Once, the Board "declined" an "invitation to announce and apply a new legal rule" in denying a request for rehearing in Ex parte Kreiling, No. 2014-005850 (P.T.A.B. May 21, 2017), the requested "new rule" being: "when an examiner’s answer contains a new ground of rejection, the Board should ignore the examiner's new arguments and/or new findings of fact as untimely for purposes of determining patentability and consider the inclusion of the new grounds of rejection as a tacit admission that the rejections in the final office action are fatally flawed."  To back up the request, the appellants cited to Ex parte Yudoovsky, No. 2011-006238 at 5 n.3 (B.P.A.I. Feb. 16, 2012), in which the Board "decline[d] to consider [a] new [rejection] rationale because it implicitly constitutes an unauthorized new ground of rejection" and "[t]he 'Response to Arguments' section of the Answer is not an appropriate place to raise a new rationale for unpatentability", and Ex parte Haalck, No. 2010-002620 at 3-4 (B.P.A.I. July 14, 2010), where the Board decided that "[t]he Examiner’s Answer does not contain a statement that a new ground of rejection was entered into the record", so "the rejections relying on the full disclosures of [three cited references] are not properly before this panel."  Aside from finding the requested "new rule" in contravention of  37 C.F.R. § 41.40(a), and the two cited decisions non-binding, the Board also found that the

proposed rule represents poor policymaking. Were we to adopt the proposed rule, an applicant would be able to avoid addressing the merits of an undesignated new ground of rejection—whether by presenting evidence, amending claims, or presenting argument—merely by asking the Board to recognize the examiner's undesignated new ground of rejection as such. The public interest is not served by allowing an applicant to avoid addressing the merits of a new ground of rejection—whether or not it is so designated—presented for the first time in the examiner’s answer. Nor is treating the inclusion of a new ground of rejection in an examiner’s answer as a tacit admission by the examiner that the rejections in the final office action are fatally flawed consistent with the law.  As our reviewing court stated, "[p]atent examiners are quasi-judicial officials" and therefore do not make admissions, but rather make findings of fact and conclusions based on their factual findings. Western Elec. Co. v. Piezo Tech., Inc., 860 F.2d 428, 431 (Fed. Cir. 1988).

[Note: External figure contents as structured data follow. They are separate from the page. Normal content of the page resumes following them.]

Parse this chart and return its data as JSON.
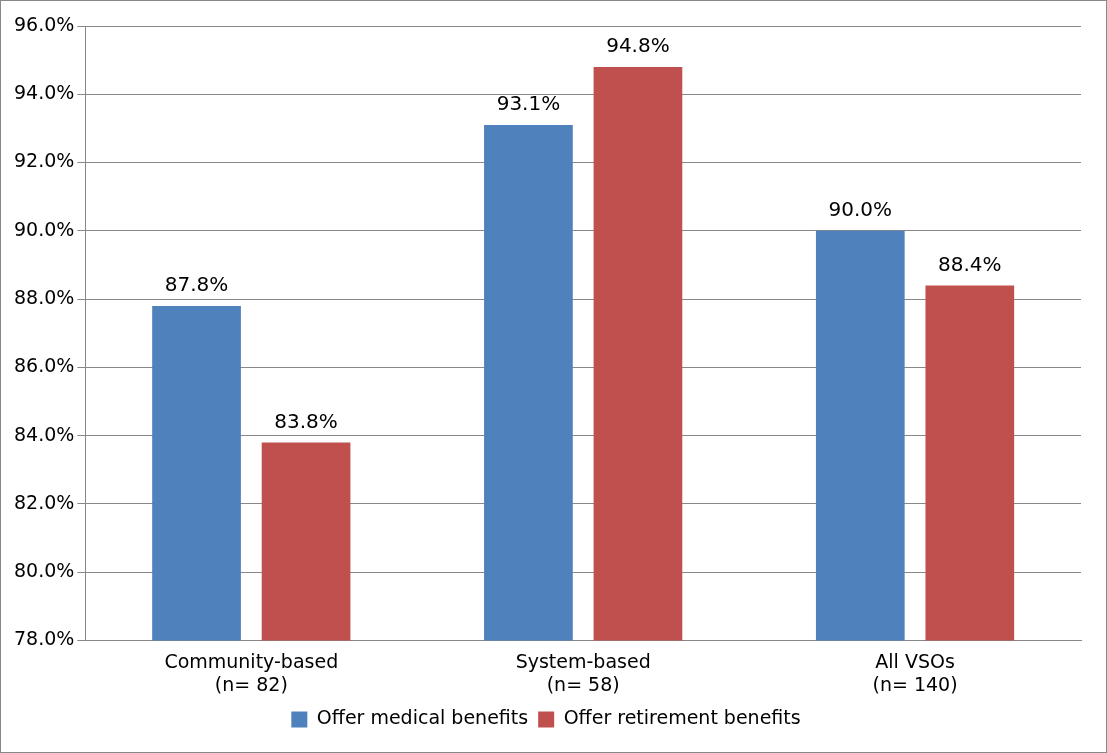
{
  "chart_data": {
    "type": "bar",
    "categories": [
      "Community-based\n(n= 82)",
      "System-based\n(n= 58)",
      "All VSOs\n(n= 140)"
    ],
    "series": [
      {
        "name": "Offer medical benefits",
        "color": "#4f81bd",
        "values": [
          87.8,
          93.1,
          90.0
        ],
        "value_labels": [
          "87.8%",
          "93.1%",
          "90.0%"
        ]
      },
      {
        "name": "Offer retirement benefits",
        "color": "#c0504d",
        "values": [
          83.8,
          94.8,
          88.4
        ],
        "value_labels": [
          "83.8%",
          "94.8%",
          "88.4%"
        ]
      }
    ],
    "ylim": [
      78,
      96
    ],
    "yticks": [
      {
        "value": 78,
        "label": "78.0%"
      },
      {
        "value": 80,
        "label": "80.0%"
      },
      {
        "value": 82,
        "label": "82.0%"
      },
      {
        "value": 84,
        "label": "84.0%"
      },
      {
        "value": 86,
        "label": "86.0%"
      },
      {
        "value": 88,
        "label": "88.0%"
      },
      {
        "value": 90,
        "label": "90.0%"
      },
      {
        "value": 92,
        "label": "92.0%"
      },
      {
        "value": 94,
        "label": "94.0%"
      },
      {
        "value": 96,
        "label": "96.0%"
      }
    ],
    "grid": "y",
    "legend": "bottom"
  }
}
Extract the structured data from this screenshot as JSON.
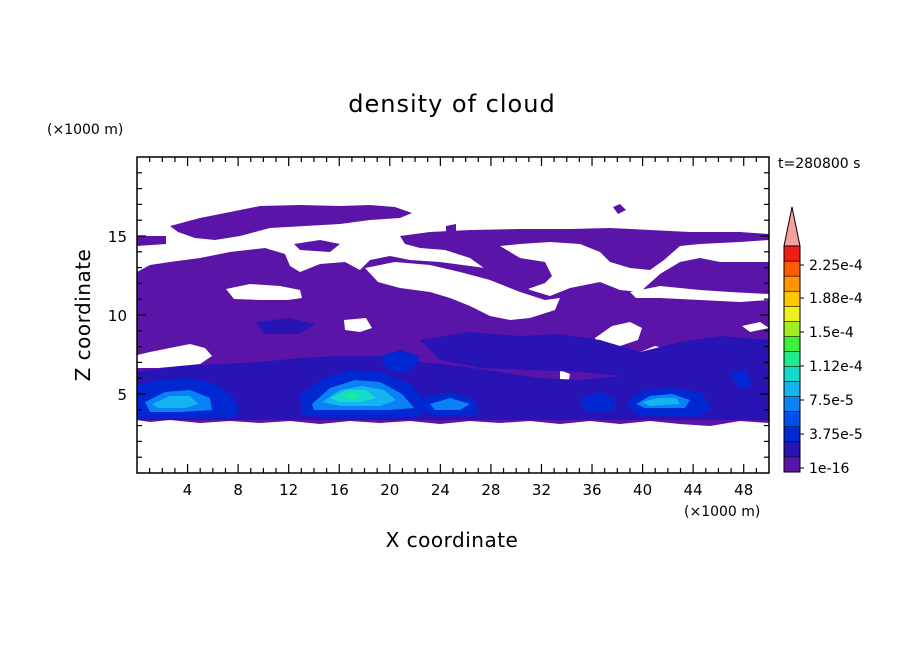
{
  "chart_data": {
    "type": "heatmap",
    "title": "density of cloud",
    "time_label": "t=280800 s",
    "xlabel": "X coordinate",
    "ylabel": "Z coordinate",
    "x_unit": "(×1000 m)",
    "y_unit": "(×1000 m)",
    "xlim": [
      0,
      50
    ],
    "ylim": [
      0,
      20
    ],
    "xticks": [
      4,
      8,
      12,
      16,
      20,
      24,
      28,
      32,
      36,
      40,
      44,
      48
    ],
    "yticks": [
      5,
      10,
      15
    ],
    "colorbar": {
      "labels": [
        "2.25e-4",
        "1.88e-4",
        "1.5e-4",
        "1.12e-4",
        "7.5e-5",
        "3.75e-5",
        "1e-16"
      ],
      "colors": [
        "#5a14a8",
        "#2814b4",
        "#0028d2",
        "#0050f0",
        "#0a82f5",
        "#14b4f0",
        "#14dcc8",
        "#1eeb8c",
        "#3cf03c",
        "#a0f01e",
        "#f0f01e",
        "#ffc800",
        "#ff9600",
        "#ff5a00",
        "#f01e14"
      ],
      "over_color": "#f5a0a0"
    }
  }
}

Although no serious fault can be found in this reasoning, it can scarcely be disputed that the procedural setup for responding to new grounds of rejection on appeal places multiple burdens on the appellant: the burden of catching the newly introduced or re-introduced ground; the burden of recognizing the rejection as an undesignated "new ground"; and the burden of making the strategic decision of whether to proceed to the Board in spite of the new ground, or if not, the burden of filing the petition to have the rejection denominated as a new ground and to return the application to prosecution to address it.  By contrast to the waiver imposed on the appellant who does not petition, there is no consequence for the examiner who violates the rules by not properly designating a new ground of rejection.  On top of these applicant burdens, costly appeal forwarding fees can be wasted if new grounds on appeal are not timely caught.  Appellants should never assume that a withdrawn ground reintroduced in an examiner's answer brief will be taken by the Board for the copy-and-paste error that it appears to be.

Doubtless many applicantseven those represented by experienced practitioners, in some caseshave fallen prey to various forms of the "undesignated new grounds" trap and will continue to do so as long as the rules favor examiner trickiness or carelessness over balance in procedural burdens.